I have been studying forgiveness for the past 36 years and this questions keeps coming up. To me, this means that it is a vital question as well as one filled with emotion for those who ask. Given that we have worked in contentious world zones now for two decades, I have learned that the answer is important and can be contentious.

So, here are my views:

Because forgiveness is a moral virtue, as are justice, patience, kindness, and love, it should be seen as similar to all other moral virtues. Is there ever a case that a person would say to another, “You must not ever be fair or just in situation X for this reason…….”? This likely would never seem correct to anyone because we all have the freedom of our will to be fair whenever we want to enact justice. To prevent a person who is intent on fairness would seem unfair.

I think it is the same with regard to forgiveness under any circumstance. If the potential-forgiver has thought about the situation, determines it was unfair, and willingly chooses to forgive, then it is that person’s free will choice to do so.

Yes, others may look on with disgust or confusion because of another person’s decision to forgive, especially in the grave issue of genocide, but again, we have to fall back onto the quality of forgiveness, what it is in its essence: Forgiveness is the free will decision to be good to those who have not been good to the forgiver. In doing so, the forgiver never distorts the injustice by saying, “It’s ok what happened.” No. What happened was wrong, is wrong, and always will be wrong. Forgiveness now is a response to the other person or persons who perpetrated this wrongdoing. The potential-forgiver can and should fight for justice even when forgiving. Forgiveness should not cancel this quest for fairness and safety. In fact, forgiving may help a person to reduce hatred which can consume one’s energy and well-being. The forgiving, there, might free the unjustly-treated person to strive with more vigor for fairness. 

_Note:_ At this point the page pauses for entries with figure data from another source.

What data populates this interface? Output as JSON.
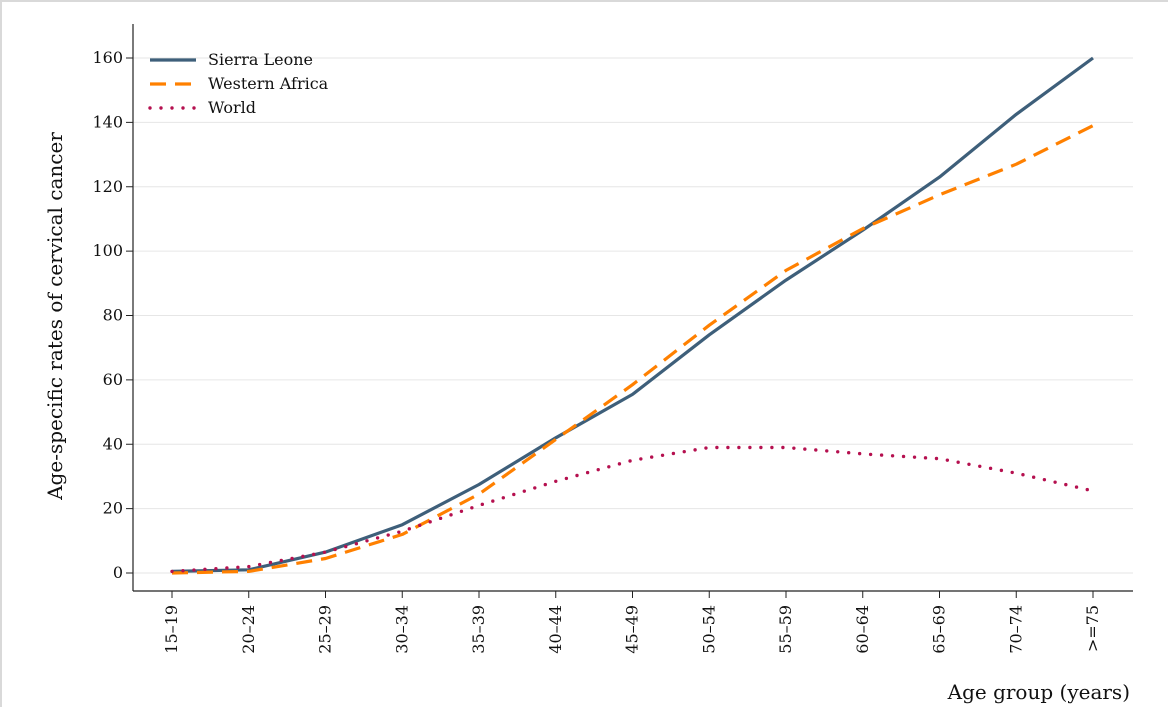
{
  "chart_data": {
    "type": "line",
    "title": "",
    "xlabel": "Age group (years)",
    "ylabel": "Age-specific rates of cervical cancer",
    "categories": [
      "15–19",
      "20–24",
      "25–29",
      "30–34",
      "35–39",
      "40–44",
      "45–49",
      "50–54",
      "55–59",
      "60–64",
      "65–69",
      "70–74",
      ">=75"
    ],
    "ylim": [
      0,
      160
    ],
    "yticks": [
      0,
      20,
      40,
      60,
      80,
      100,
      120,
      140,
      160
    ],
    "grid": true,
    "legend_position": "top-left",
    "series": [
      {
        "name": "Sierra Leone",
        "style": "solid",
        "color": "#3e5f7a",
        "values": [
          0.5,
          1,
          6.5,
          15,
          27.5,
          42,
          55.5,
          74,
          91,
          106.5,
          123,
          142.5,
          160
        ]
      },
      {
        "name": "Western Africa",
        "style": "dashed",
        "color": "#ff8000",
        "values": [
          0,
          0.5,
          4.5,
          12,
          24.5,
          41.5,
          58.5,
          77,
          94,
          107,
          117.5,
          127,
          139
        ]
      },
      {
        "name": "World",
        "style": "dotted",
        "color": "#b5104f",
        "values": [
          0.5,
          2,
          6.5,
          13,
          21,
          28.5,
          35,
          39,
          39,
          37,
          35.5,
          31,
          25.5
        ]
      }
    ]
  }
}
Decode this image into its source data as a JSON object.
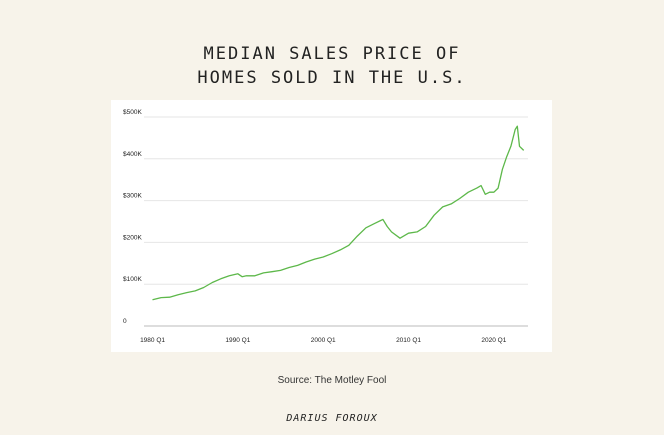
{
  "page": {
    "title_line1": "MEDIAN SALES PRICE OF",
    "title_line2": "HOMES SOLD IN THE U.S.",
    "source": "Source: The Motley Fool",
    "brand": "DARIUS FOROUX"
  },
  "chart_data": {
    "type": "line",
    "title": "MEDIAN SALES PRICE OF HOMES SOLD IN THE U.S.",
    "xlabel": "",
    "ylabel": "",
    "x_ticks": [
      "1980 Q1",
      "1990 Q1",
      "2000 Q1",
      "2010 Q1",
      "2020 Q1"
    ],
    "x_tick_values": [
      1980,
      1990,
      2000,
      2010,
      2020
    ],
    "y_ticks": [
      "0",
      "$100K",
      "$200K",
      "$300K",
      "$400K",
      "$500K"
    ],
    "y_tick_values": [
      0,
      100000,
      200000,
      300000,
      400000,
      500000
    ],
    "xlim": [
      1979,
      2024
    ],
    "ylim": [
      0,
      500000
    ],
    "grid": true,
    "line_color": "#5db84a",
    "series": [
      {
        "x": [
          1980.0,
          1981.0,
          1982.0,
          1983.0,
          1984.0,
          1985.0,
          1986.0,
          1987.0,
          1988.0,
          1989.0,
          1990.0,
          1990.5,
          1991.0,
          1992.0,
          1993.0,
          1994.0,
          1995.0,
          1996.0,
          1997.0,
          1998.0,
          1999.0,
          2000.0,
          2001.0,
          2002.0,
          2003.0,
          2004.0,
          2005.0,
          2006.0,
          2007.0,
          2007.5,
          2008.0,
          2009.0,
          2010.0,
          2011.0,
          2012.0,
          2013.0,
          2014.0,
          2015.0,
          2016.0,
          2017.0,
          2018.0,
          2018.5,
          2019.0,
          2019.5,
          2020.0,
          2020.5,
          2021.0,
          2021.5,
          2022.0,
          2022.5,
          2022.75,
          2023.0,
          2023.5
        ],
        "y": [
          63000,
          68000,
          69000,
          75000,
          80000,
          84000,
          92000,
          104000,
          113000,
          120000,
          125000,
          118000,
          120000,
          120000,
          127000,
          130000,
          133000,
          140000,
          145000,
          153000,
          160000,
          165000,
          173000,
          182000,
          193000,
          215000,
          235000,
          245000,
          255000,
          238000,
          225000,
          210000,
          222000,
          225000,
          238000,
          265000,
          285000,
          292000,
          305000,
          320000,
          330000,
          336000,
          315000,
          320000,
          320000,
          330000,
          375000,
          405000,
          430000,
          470000,
          478000,
          430000,
          420000
        ]
      }
    ]
  }
}
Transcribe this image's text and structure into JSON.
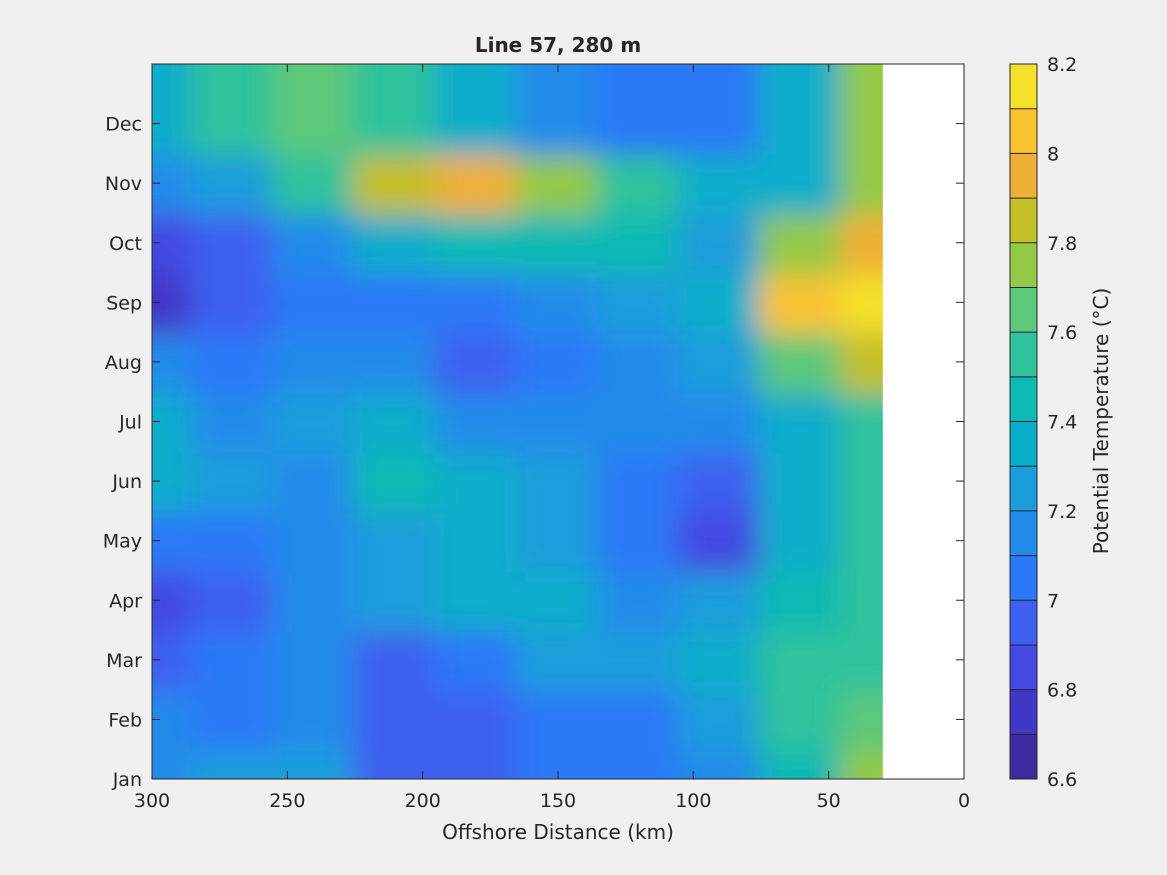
{
  "chart_data": {
    "type": "heatmap",
    "subtype": "filled-contour",
    "title": "Line 57, 280 m",
    "xlabel": "Offshore Distance (km)",
    "ylabel": "",
    "xlim": [
      300,
      0
    ],
    "x_reversed": true,
    "xticks": [
      300,
      250,
      200,
      150,
      100,
      50,
      0
    ],
    "yticks": [
      "Jan",
      "Feb",
      "Mar",
      "Apr",
      "May",
      "Jun",
      "Jul",
      "Aug",
      "Sep",
      "Oct",
      "Nov",
      "Dec"
    ],
    "data_x_extent_km": [
      300,
      30
    ],
    "colorbar": {
      "label": "Potential Temperature (°C)",
      "limits": [
        6.6,
        8.2
      ],
      "tick_labels": [
        "6.6",
        "6.8",
        "7",
        "7.2",
        "7.4",
        "7.6",
        "7.8",
        "8",
        "8.2"
      ],
      "levels": [
        6.6,
        6.7,
        6.8,
        6.9,
        7.0,
        7.1,
        7.2,
        7.3,
        7.4,
        7.5,
        7.6,
        7.7,
        7.8,
        7.9,
        8.0,
        8.1,
        8.2
      ],
      "colors": [
        "#3e2b9f",
        "#4237c7",
        "#4349e1",
        "#3d60f0",
        "#2b79f7",
        "#218bea",
        "#1b9ddc",
        "#08adcb",
        "#0cb9b4",
        "#2fc29d",
        "#5bc87a",
        "#93c946",
        "#c4be27",
        "#eeaf36",
        "#f9c331",
        "#f5e02c"
      ]
    },
    "field_samples": {
      "note": "approximate potential temperature (°C) read from contours",
      "x_km": [
        300,
        270,
        240,
        210,
        180,
        150,
        120,
        90,
        60,
        30
      ],
      "months": [
        "Jan",
        "Feb",
        "Mar",
        "Apr",
        "May",
        "Jun",
        "Jul",
        "Aug",
        "Sep",
        "Oct",
        "Nov",
        "Dec"
      ],
      "values": [
        [
          7.15,
          7.25,
          7.2,
          6.95,
          6.95,
          7.0,
          7.05,
          7.15,
          7.45,
          7.75
        ],
        [
          7.1,
          7.05,
          7.15,
          6.95,
          6.95,
          7.0,
          7.05,
          7.25,
          7.55,
          7.65
        ],
        [
          6.9,
          7.0,
          7.15,
          6.95,
          7.05,
          7.2,
          7.2,
          7.35,
          7.5,
          7.55
        ],
        [
          6.85,
          6.95,
          7.15,
          7.2,
          7.35,
          7.3,
          7.15,
          7.2,
          7.45,
          7.55
        ],
        [
          7.05,
          7.0,
          7.1,
          7.25,
          7.3,
          7.25,
          7.0,
          6.85,
          7.3,
          7.55
        ],
        [
          7.35,
          7.2,
          7.15,
          7.45,
          7.3,
          7.25,
          7.05,
          6.95,
          7.3,
          7.55
        ],
        [
          7.3,
          7.1,
          7.2,
          7.3,
          7.15,
          7.15,
          7.15,
          7.15,
          7.3,
          7.55
        ],
        [
          7.1,
          7.05,
          7.1,
          7.1,
          6.95,
          7.05,
          7.15,
          7.25,
          7.6,
          7.85
        ],
        [
          6.7,
          6.95,
          7.0,
          7.05,
          7.05,
          7.15,
          7.25,
          7.35,
          8.0,
          8.1
        ],
        [
          6.85,
          6.95,
          7.15,
          7.3,
          7.4,
          7.45,
          7.45,
          7.25,
          7.75,
          7.95
        ],
        [
          7.1,
          7.25,
          7.55,
          7.8,
          7.9,
          7.7,
          7.55,
          7.3,
          7.35,
          7.7
        ],
        [
          7.35,
          7.55,
          7.6,
          7.5,
          7.3,
          7.1,
          7.0,
          7.0,
          7.35,
          7.7
        ]
      ]
    },
    "masked_region": "no data between 30 km and 0 km (white)"
  }
}
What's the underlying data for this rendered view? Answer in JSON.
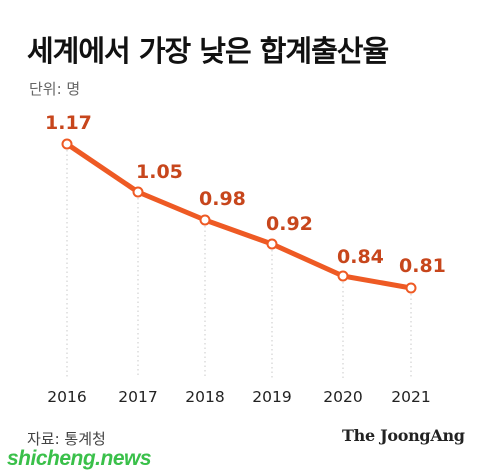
{
  "header": {
    "title": "세계에서 가장 낮은 합계출산율",
    "unit_label": "단위: 명"
  },
  "footer": {
    "source": "자료: 통계청",
    "brand": "The JoongAng",
    "watermark": "shicheng.news"
  },
  "chart_data": {
    "type": "line",
    "title": "세계에서 가장 낮은 합계출산율",
    "categories": [
      "2016",
      "2017",
      "2018",
      "2019",
      "2020",
      "2021"
    ],
    "series": [
      {
        "values": [
          1.17,
          1.05,
          0.98,
          0.92,
          0.84,
          0.81
        ]
      }
    ],
    "data_labels": [
      "1.17",
      "1.05",
      "0.98",
      "0.92",
      "0.84",
      "0.81"
    ],
    "ylim": [
      0.62,
      1.24
    ],
    "grid": "vertical-dotted-per-category",
    "line_color": "#ee5a24",
    "label_color": "#c7461c"
  }
}
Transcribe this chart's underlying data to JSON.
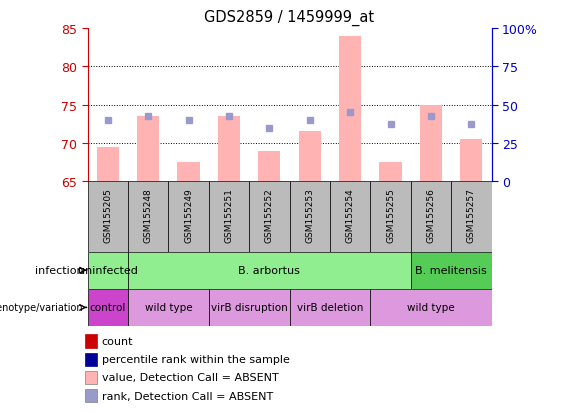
{
  "title": "GDS2859 / 1459999_at",
  "samples": [
    "GSM155205",
    "GSM155248",
    "GSM155249",
    "GSM155251",
    "GSM155252",
    "GSM155253",
    "GSM155254",
    "GSM155255",
    "GSM155256",
    "GSM155257"
  ],
  "bar_values": [
    69.5,
    73.5,
    67.5,
    73.5,
    69.0,
    71.5,
    84.0,
    67.5,
    75.0,
    70.5
  ],
  "rank_values": [
    73.0,
    73.5,
    73.0,
    73.5,
    72.0,
    73.0,
    74.0,
    72.5,
    73.5,
    72.5
  ],
  "ylim_left": [
    65,
    85
  ],
  "ylim_right": [
    0,
    100
  ],
  "yticks_left": [
    65,
    70,
    75,
    80,
    85
  ],
  "yticks_right": [
    0,
    25,
    50,
    75,
    100
  ],
  "ytick_labels_right": [
    "0",
    "25",
    "50",
    "75",
    "100%"
  ],
  "bar_color": "#FFB3B3",
  "rank_color": "#9999CC",
  "bar_bottom": 65,
  "inf_groups": [
    {
      "label": "uninfected",
      "start": 0,
      "end": 1,
      "color": "#90EE90"
    },
    {
      "label": "B. arbortus",
      "start": 1,
      "end": 8,
      "color": "#90EE90"
    },
    {
      "label": "B. melitensis",
      "start": 8,
      "end": 10,
      "color": "#55CC55"
    }
  ],
  "geno_groups": [
    {
      "label": "control",
      "start": 0,
      "end": 1,
      "color": "#CC44CC"
    },
    {
      "label": "wild type",
      "start": 1,
      "end": 3,
      "color": "#DD99DD"
    },
    {
      "label": "virB disruption",
      "start": 3,
      "end": 5,
      "color": "#DD99DD"
    },
    {
      "label": "virB deletion",
      "start": 5,
      "end": 7,
      "color": "#DD99DD"
    },
    {
      "label": "wild type",
      "start": 7,
      "end": 10,
      "color": "#DD99DD"
    }
  ],
  "legend_items": [
    {
      "label": "count",
      "color": "#CC0000"
    },
    {
      "label": "percentile rank within the sample",
      "color": "#000099"
    },
    {
      "label": "value, Detection Call = ABSENT",
      "color": "#FFB3B3"
    },
    {
      "label": "rank, Detection Call = ABSENT",
      "color": "#9999CC"
    }
  ],
  "left_axis_color": "#CC0000",
  "right_axis_color": "#0000CC",
  "sample_bg_color": "#BBBBBB",
  "grid_yticks": [
    70,
    75,
    80
  ]
}
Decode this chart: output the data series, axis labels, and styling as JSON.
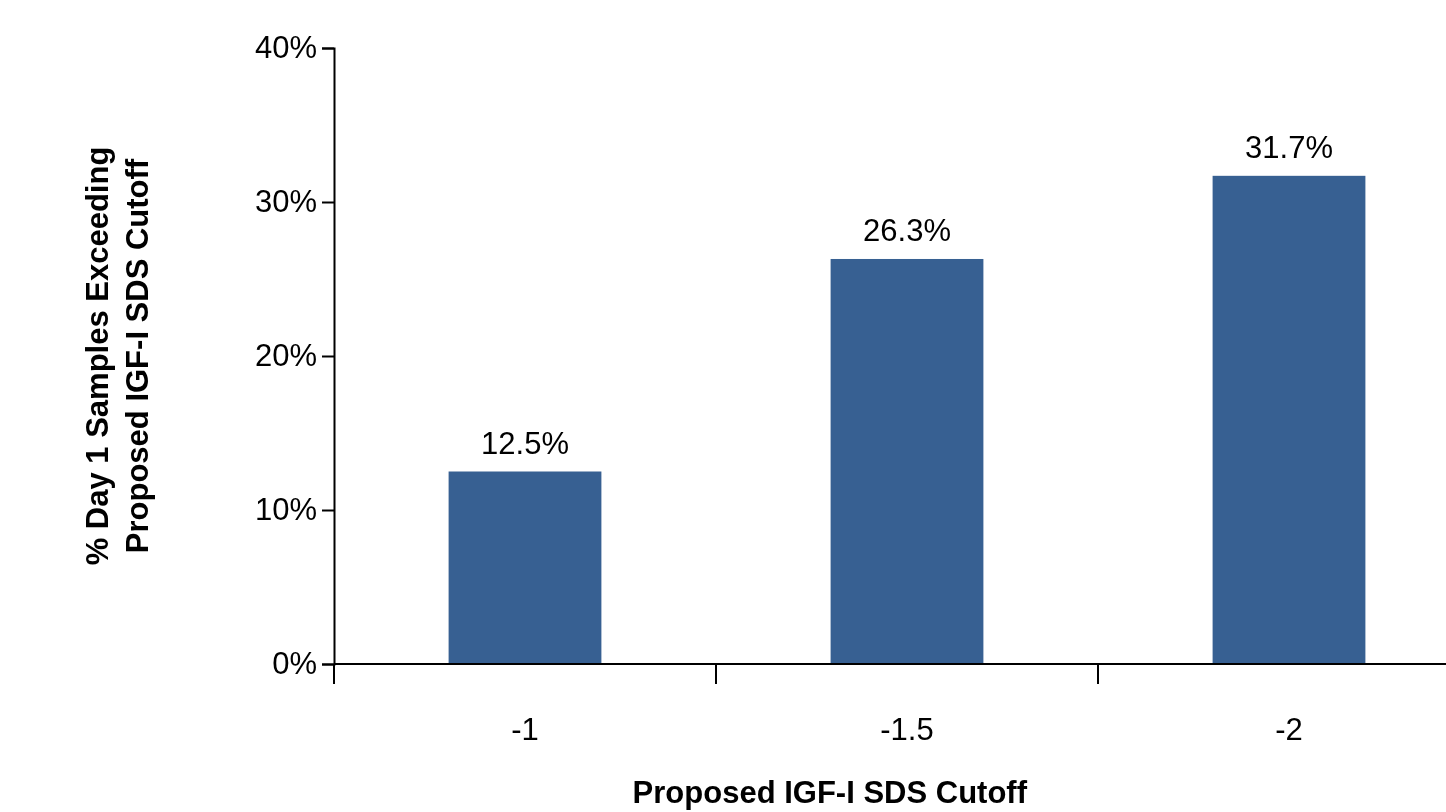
{
  "chart_data": {
    "type": "bar",
    "xlabel": "Proposed IGF-I SDS Cutoff",
    "ylabel": "% Day 1 Samples Exceeding\nProposed IGF-I SDS Cutoff",
    "categories": [
      "-1",
      "-1.5",
      "-2"
    ],
    "values": [
      12.5,
      26.3,
      31.7
    ],
    "value_labels": [
      "12.5%",
      "26.3%",
      "31.7%"
    ],
    "color": "#376092",
    "ylim": [
      0,
      40
    ],
    "yticks": [
      {
        "value": 0,
        "label": "0%"
      },
      {
        "value": 10,
        "label": "10%"
      },
      {
        "value": 20,
        "label": "20%"
      },
      {
        "value": 30,
        "label": "30%"
      },
      {
        "value": 40,
        "label": "40%"
      }
    ],
    "grid": false
  }
}
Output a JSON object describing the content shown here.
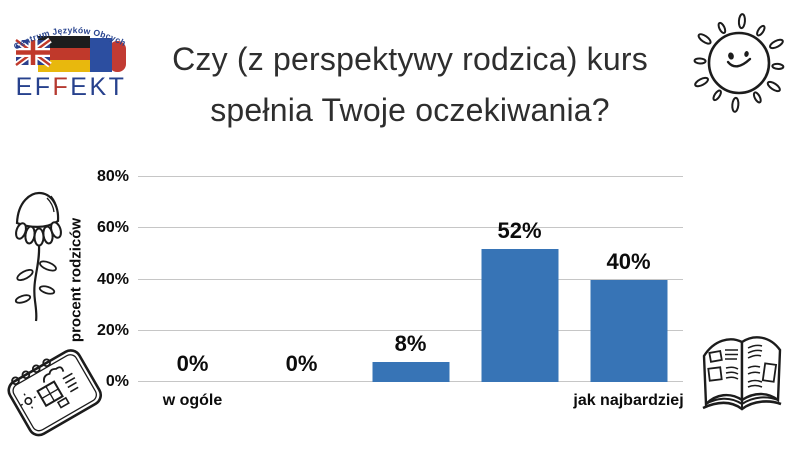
{
  "logo": {
    "arc_text": "Centrum Języków Obcych",
    "brand_prefix": "EF",
    "brand_mid": "F",
    "brand_suffix": "EKT",
    "brand_blue": "#27418d",
    "brand_red": "#b53a31"
  },
  "title": {
    "line1": "Czy (z perspektywy rodzica) kurs",
    "line2": "spełnia Twoje oczekiwania?"
  },
  "chart_data": {
    "type": "bar",
    "categories": [
      "w ogóle",
      "",
      "",
      "",
      "jak najbardziej"
    ],
    "values": [
      0,
      0,
      8,
      52,
      40
    ],
    "value_labels": [
      "0%",
      "0%",
      "8%",
      "52%",
      "40%"
    ],
    "ylabel": "procent rodziców",
    "yticks": [
      "0%",
      "20%",
      "40%",
      "60%",
      "80%"
    ],
    "ylim": [
      0,
      80
    ],
    "grid": true,
    "legend": "none",
    "bar_color": "#3774b6",
    "gridline_color": "#c6c6c6"
  },
  "icons": {
    "sun": "sun-doodle",
    "flower": "chamomile-flower-doodle",
    "notebook": "sketchbook-doodle",
    "book": "open-book-doodle"
  }
}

In the final analysis, some people do decide to forgive those who perpetrated genocide. This is the free-will decision of the person and if this is done rationally then it is good because the appropriation of true moral virtues in a rational way is good by definition. When there is a philosophical distortion of forgiveness, such as engaging in the vice of cowardliness in which the false-forgiveness allows the unjust and powerful others to dominate people, then this is not forgiveness at all. It is a masquerade of forgiveness. Yet, true forgiveness, that does not back down, is a moral virtue whether or not others looking on judge it to be this or not.

At the same time, some people will decide not to forgive others who perpetrated genocide. This, too, is the person’s free will decision and those looking on, as in the case above, might best handle this situation by realizing that people have a difference of opinion at present on this moral dilemma of forgiving under the most trying of circumstances.

Can and should a person forgive those who perpetrate genocide? Yes, some can and should if they have good reasons to do so. Should all then forgive? No, because this suggests control over a person’s own private decision, which should be left to the one who experienced the trauma.

Robert



 

Can one truly forgive if the other person does not repent of the wrongdoing?

Because forgiveness is a moral virtue, it can be practiced whenever the injured person decides to do so. It is similar to all of the other moral virtues. For example, consider the virtue of patience. Must you not be patient until someone does something of which you approve? Of course, the answer is “no” because you can be patient with others whenever you wish. It is the same with forgiving. You can choose to forgive whenever you so choose. Otherwise, you are trapped in unforgiveness, with possible considerable resentment, until another person utters certain words.